1. Homework Statement
http://rgoth.com/q18.gif [Broken]

2. The attempt at a solution

I followed Kirchoff's Rules for part A of this question by outlining three formulas. Each starts at point A on the diagram
-(6)I1 + 18 - (6)I1 + 8 - (22)I3
I3 = [-26 +(12)I1]/-22 ******formula 1

-(6)I1 +18 -(6)I1 - (14)I2 = 0
I2 = [-30 + (12)I1]/-14 *****formula 2

I1 = I2 + I3 *******formula 13

By combining these three formulas I solved for I1 and used that to find I2 by using formula #2

My final answer is 0.96 amp

Because this is positive it means I chose the right direction for my current with my original formulas. Therefore the current is flowing counter clockwise in the circuit... Is that right?

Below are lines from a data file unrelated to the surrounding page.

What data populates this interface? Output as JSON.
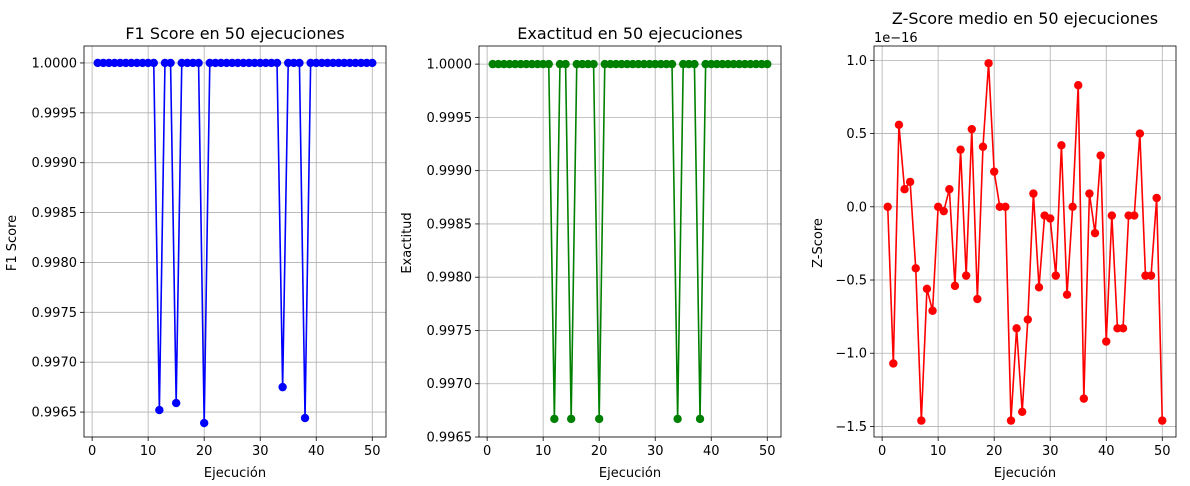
{
  "chart_data": [
    {
      "type": "line",
      "title": "F1 Score en 50 ejecuciones",
      "xlabel": "Ejecución",
      "ylabel": "F1 Score",
      "xlim": [
        -1.45,
        52.45
      ],
      "ylim": [
        0.99625,
        1.00017
      ],
      "xticks": [
        0,
        10,
        20,
        30,
        40,
        50
      ],
      "xtick_labels": [
        "0",
        "10",
        "20",
        "30",
        "40",
        "50"
      ],
      "yticks": [
        0.9965,
        0.997,
        0.9975,
        0.998,
        0.9985,
        0.999,
        0.9995,
        1.0
      ],
      "ytick_labels": [
        "0.9965",
        "0.9970",
        "0.9975",
        "0.9980",
        "0.9985",
        "0.9990",
        "0.9995",
        "1.0000"
      ],
      "grid": true,
      "series": [
        {
          "color": "#0000ff",
          "marker": "circle",
          "x": [
            1,
            2,
            3,
            4,
            5,
            6,
            7,
            8,
            9,
            10,
            11,
            12,
            13,
            14,
            15,
            16,
            17,
            18,
            19,
            20,
            21,
            22,
            23,
            24,
            25,
            26,
            27,
            28,
            29,
            30,
            31,
            32,
            33,
            34,
            35,
            36,
            37,
            38,
            39,
            40,
            41,
            42,
            43,
            44,
            45,
            46,
            47,
            48,
            49,
            50
          ],
          "values": [
            1,
            1,
            1,
            1,
            1,
            1,
            1,
            1,
            1,
            1,
            1,
            0.99652,
            1,
            1,
            0.99659,
            1,
            1,
            1,
            1,
            0.99639,
            1,
            1,
            1,
            1,
            1,
            1,
            1,
            1,
            1,
            1,
            1,
            1,
            1,
            0.99675,
            1,
            1,
            1,
            0.99644,
            1,
            1,
            1,
            1,
            1,
            1,
            1,
            1,
            1,
            1,
            1,
            1
          ]
        }
      ]
    },
    {
      "type": "line",
      "title": "Exactitud en 50 ejecuciones",
      "xlabel": "Ejecución",
      "ylabel": "Exactitud",
      "xlim": [
        -1.45,
        52.45
      ],
      "ylim": [
        0.9965,
        1.00017
      ],
      "xticks": [
        0,
        10,
        20,
        30,
        40,
        50
      ],
      "xtick_labels": [
        "0",
        "10",
        "20",
        "30",
        "40",
        "50"
      ],
      "yticks": [
        0.9965,
        0.997,
        0.9975,
        0.998,
        0.9985,
        0.999,
        0.9995,
        1.0
      ],
      "ytick_labels": [
        "0.9965",
        "0.9970",
        "0.9975",
        "0.9980",
        "0.9985",
        "0.9990",
        "0.9995",
        "1.0000"
      ],
      "grid": true,
      "series": [
        {
          "color": "#008000",
          "marker": "circle",
          "x": [
            1,
            2,
            3,
            4,
            5,
            6,
            7,
            8,
            9,
            10,
            11,
            12,
            13,
            14,
            15,
            16,
            17,
            18,
            19,
            20,
            21,
            22,
            23,
            24,
            25,
            26,
            27,
            28,
            29,
            30,
            31,
            32,
            33,
            34,
            35,
            36,
            37,
            38,
            39,
            40,
            41,
            42,
            43,
            44,
            45,
            46,
            47,
            48,
            49,
            50
          ],
          "values": [
            1,
            1,
            1,
            1,
            1,
            1,
            1,
            1,
            1,
            1,
            1,
            0.99667,
            1,
            1,
            0.99667,
            1,
            1,
            1,
            1,
            0.99667,
            1,
            1,
            1,
            1,
            1,
            1,
            1,
            1,
            1,
            1,
            1,
            1,
            1,
            0.99667,
            1,
            1,
            1,
            0.99667,
            1,
            1,
            1,
            1,
            1,
            1,
            1,
            1,
            1,
            1,
            1,
            1
          ]
        }
      ]
    },
    {
      "type": "line",
      "title": "Z-Score medio en 50 ejecuciones",
      "xlabel": "Ejecución",
      "ylabel": "Z-Score",
      "offset_label": "1e−16",
      "xlim": [
        -1.45,
        52.45
      ],
      "ylim": [
        -1.572,
        1.098
      ],
      "xticks": [
        0,
        10,
        20,
        30,
        40,
        50
      ],
      "xtick_labels": [
        "0",
        "10",
        "20",
        "30",
        "40",
        "50"
      ],
      "yticks": [
        -1.5,
        -1.0,
        -0.5,
        0.0,
        0.5,
        1.0
      ],
      "ytick_labels": [
        "−1.5",
        "−1.0",
        "−0.5",
        "0.0",
        "0.5",
        "1.0"
      ],
      "grid": true,
      "series": [
        {
          "color": "#ff0000",
          "marker": "circle",
          "x": [
            1,
            2,
            3,
            4,
            5,
            6,
            7,
            8,
            9,
            10,
            11,
            12,
            13,
            14,
            15,
            16,
            17,
            18,
            19,
            20,
            21,
            22,
            23,
            24,
            25,
            26,
            27,
            28,
            29,
            30,
            31,
            32,
            33,
            34,
            35,
            36,
            37,
            38,
            39,
            40,
            41,
            42,
            43,
            44,
            45,
            46,
            47,
            48,
            49,
            50
          ],
          "values": [
            0.0,
            -1.07,
            0.56,
            0.12,
            0.17,
            -0.42,
            -1.46,
            -0.56,
            -0.71,
            0.0,
            -0.03,
            0.12,
            -0.54,
            0.39,
            -0.47,
            0.53,
            -0.63,
            0.41,
            0.98,
            0.24,
            0.0,
            0.0,
            -1.46,
            -0.83,
            -1.4,
            -0.77,
            0.09,
            -0.55,
            -0.06,
            -0.08,
            -0.47,
            0.42,
            -0.6,
            0.0,
            0.83,
            -1.31,
            0.09,
            -0.18,
            0.35,
            -0.92,
            -0.06,
            -0.83,
            -0.83,
            -0.06,
            -0.06,
            0.5,
            -0.47,
            -0.47,
            0.06,
            -1.46
          ]
        }
      ]
    }
  ]
}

does this look right. I have never done a question with three batteries of which one is facing the opposite way to the others...

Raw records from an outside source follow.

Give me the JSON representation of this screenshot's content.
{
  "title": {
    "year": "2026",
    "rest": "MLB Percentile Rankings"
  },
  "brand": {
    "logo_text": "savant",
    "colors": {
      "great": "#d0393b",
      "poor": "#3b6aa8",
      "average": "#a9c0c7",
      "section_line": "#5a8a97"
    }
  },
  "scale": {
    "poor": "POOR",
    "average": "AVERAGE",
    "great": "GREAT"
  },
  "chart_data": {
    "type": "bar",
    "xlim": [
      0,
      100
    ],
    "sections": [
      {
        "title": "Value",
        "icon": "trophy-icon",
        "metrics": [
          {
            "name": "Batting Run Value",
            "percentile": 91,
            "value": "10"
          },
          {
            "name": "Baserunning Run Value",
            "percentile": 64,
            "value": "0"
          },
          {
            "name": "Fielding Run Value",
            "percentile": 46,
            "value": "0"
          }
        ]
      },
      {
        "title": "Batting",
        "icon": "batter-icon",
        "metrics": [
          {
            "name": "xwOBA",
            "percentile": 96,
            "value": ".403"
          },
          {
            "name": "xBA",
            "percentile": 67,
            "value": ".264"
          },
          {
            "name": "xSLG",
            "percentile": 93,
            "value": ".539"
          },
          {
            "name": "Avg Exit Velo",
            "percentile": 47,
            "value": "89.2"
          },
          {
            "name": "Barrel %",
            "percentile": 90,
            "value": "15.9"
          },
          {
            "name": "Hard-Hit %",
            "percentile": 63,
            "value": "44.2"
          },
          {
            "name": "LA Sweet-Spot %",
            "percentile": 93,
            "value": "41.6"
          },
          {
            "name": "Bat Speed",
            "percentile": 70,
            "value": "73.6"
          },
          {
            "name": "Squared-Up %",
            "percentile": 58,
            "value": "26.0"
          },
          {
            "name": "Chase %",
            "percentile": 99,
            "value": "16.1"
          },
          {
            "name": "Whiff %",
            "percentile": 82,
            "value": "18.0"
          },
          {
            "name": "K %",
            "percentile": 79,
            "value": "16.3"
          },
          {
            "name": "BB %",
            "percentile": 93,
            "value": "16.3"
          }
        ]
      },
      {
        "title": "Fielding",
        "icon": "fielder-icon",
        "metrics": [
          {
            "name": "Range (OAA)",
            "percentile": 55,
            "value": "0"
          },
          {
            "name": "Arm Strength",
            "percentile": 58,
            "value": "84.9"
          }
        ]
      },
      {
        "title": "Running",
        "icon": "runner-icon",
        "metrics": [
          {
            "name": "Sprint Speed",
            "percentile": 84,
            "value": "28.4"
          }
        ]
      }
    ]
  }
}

for part b do I just add each emf to find the voltage across ab

ie

12V - 8V + 18v = 22V

I minus because it faces the opposite direction as the 12 V emf

I don't think this looks right at all but I am unsure where to go.

 

[Mindscrape]

Whatever sign convention you chose for your original equations is the direction your current will flow in, which I am not sure if that is what you said because it seems like you flipped the direction for some reason. The electrons will flow in the opposite direction, but don't get that confused with the flow of current.

I am not really sure what you did for part b), it looks like you just added up the voltages from the batteries. This is almost right (maybe it even is, I didn't do the calculations), but I don't know what your reasoning behind it is, and if it is right it would probably be for the wrong reason. Regardless, for part b) you ought to use the current you found in part a). Notice that the potential between a and b has all three of the parts in parallel. Find one part, you found them all.

 

[rgo]

does this make more sense

You're right my formulas went around the loop in a clockwise direction not counter clockwise. Either way I should come out with the same answer right? Just one would be negative?

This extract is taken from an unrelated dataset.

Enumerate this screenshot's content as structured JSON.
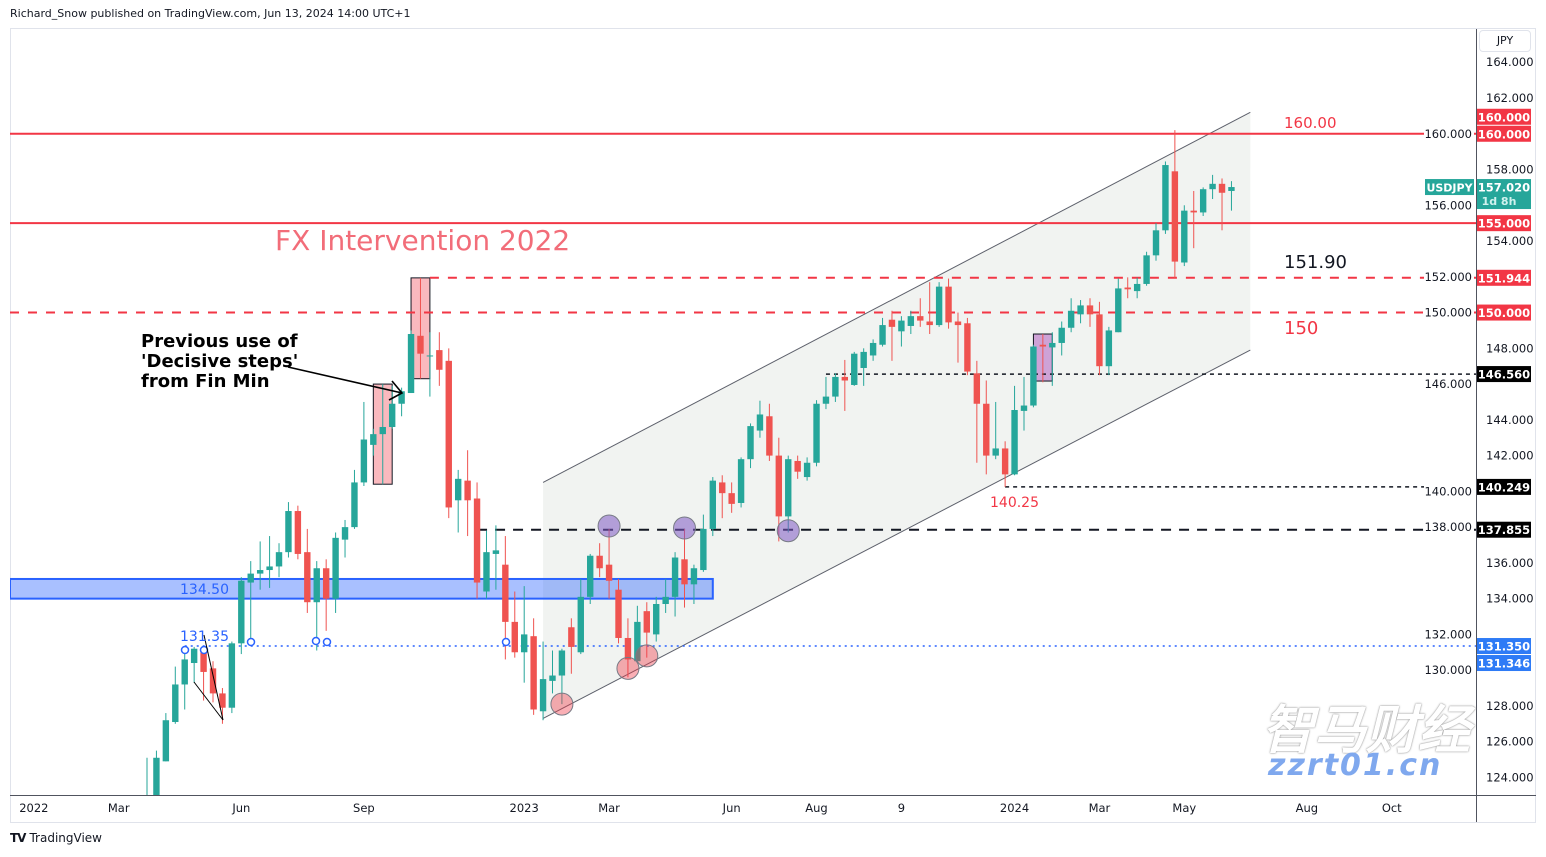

Any how for part B does this make more sense?

V = IR
I = I1 = 1.38 A
R = Req = the total resistance
V = ?

Resistor 22 and resistor 14 are in parallel therefore

R (22&14) = [(22)(14)]/[(22)+(14)]
R (22&14) = 8.55555

Resistor 6 and 6 are in series therefore

R (6&6) = 6+6
R (6&6) = 12

Resistor R (6&6) and R (22&14) are in parallel therefore

Req = [(8.5555)(12)]/[(8.5555)+(12)]
Req = 4.995 ohms

V = I1 * Req
V = (1.38 A) (4.995 ohms)
V = 6.9 V

Please tell me this looks right

 

[Mindscrape]

Yes, the magnitude of your current should be right, and you would just change the sign (i.e. direction).

I suppose that circuit reduction could have worked, but I don't agree that resistor 6 and 6 are in series. Yes it looks like they are since the same current goes through them, but remember that for series the two elements must share a common node, or you could also look at it like they have to share the same wire with nothing between them. The battery is between them so they don't share the same node.

Also the resistors you put in parallel aren't actually in parallel. The way I always look at parallel, which works most of the time (sometimes if a ground is defined in a funny place this won't work), is that I see if their ends connect together.

Try this out. Calculate the potential across 22 ohm resistor, and add it to the potential of the 8V battery - store this number. Now calculate the potential across the 14 ohm resistor, and add it to the potential of the 12V battery - store this number too. Finally, figure out the potential across the two six ohm resistors and add those potentials to the potential of the 18V battery. You should notice something about all the numbers (be careful about getting your signs right!).

*By the way, if you want to check your answers you can try to learn PSpice. It has a free student (lite) edition from Orcad (I think) that you can download. There are a lot of strange niches about it, and I personally hate it, but the option is there.